The Ministry for Seniors and Accessibility is a ministry of the Government of Ontario responsible for issues relating to seniors and persons with disabilities in the Canadian province of Ontario. The Minister responsible is Raymond Cho.

== Mandate ==
The mandate of the ministry is stated to be:

The Ministry for Seniors and Accessibility supports the health, well-being, and barrier free participation of people with disabilities and older Ontarians. The ministry works to improve quality of life by changing perceptions and promoting the social and economic benefits of a diverse, inclusive, and accessible Ontario—one where everyone is respected and empowered to contribute.

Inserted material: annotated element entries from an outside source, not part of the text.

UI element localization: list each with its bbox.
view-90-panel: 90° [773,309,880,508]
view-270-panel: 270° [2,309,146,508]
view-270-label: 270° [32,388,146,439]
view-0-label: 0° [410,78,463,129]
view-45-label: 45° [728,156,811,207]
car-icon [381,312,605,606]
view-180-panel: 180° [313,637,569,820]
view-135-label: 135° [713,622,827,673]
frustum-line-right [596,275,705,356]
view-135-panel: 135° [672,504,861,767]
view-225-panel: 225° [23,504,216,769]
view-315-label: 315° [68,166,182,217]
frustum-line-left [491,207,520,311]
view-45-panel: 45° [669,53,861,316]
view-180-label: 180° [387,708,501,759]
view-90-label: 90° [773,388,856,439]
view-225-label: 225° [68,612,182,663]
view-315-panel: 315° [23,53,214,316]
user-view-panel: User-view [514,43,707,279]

== Agencies, boards and commissions ==
The ministry oversees the Retirement Homes Regulatory Authority (RHRA) and the Accessibility Standards Advisory Council.

== Criticism ==
In 2023, an independent review of the Accessibility for Ontarians with Disabilities Act identified a "lack of accountability" with regard to the implementation of the act, and noted that legislative enforcement did "not exist".

David Lepofsky, chair of the Accessibility for Ontarians with Disabilities Act Alliance, stated "The report found that Ontario is far behind schedule and has no effective action plan to lead this province to become accessible by 2025 or by any time in the future," with the ministry stating "We believe Mr. Donovan's report warranted time spent on a thoughtful analysis and response to his recommendations and that is what we have done".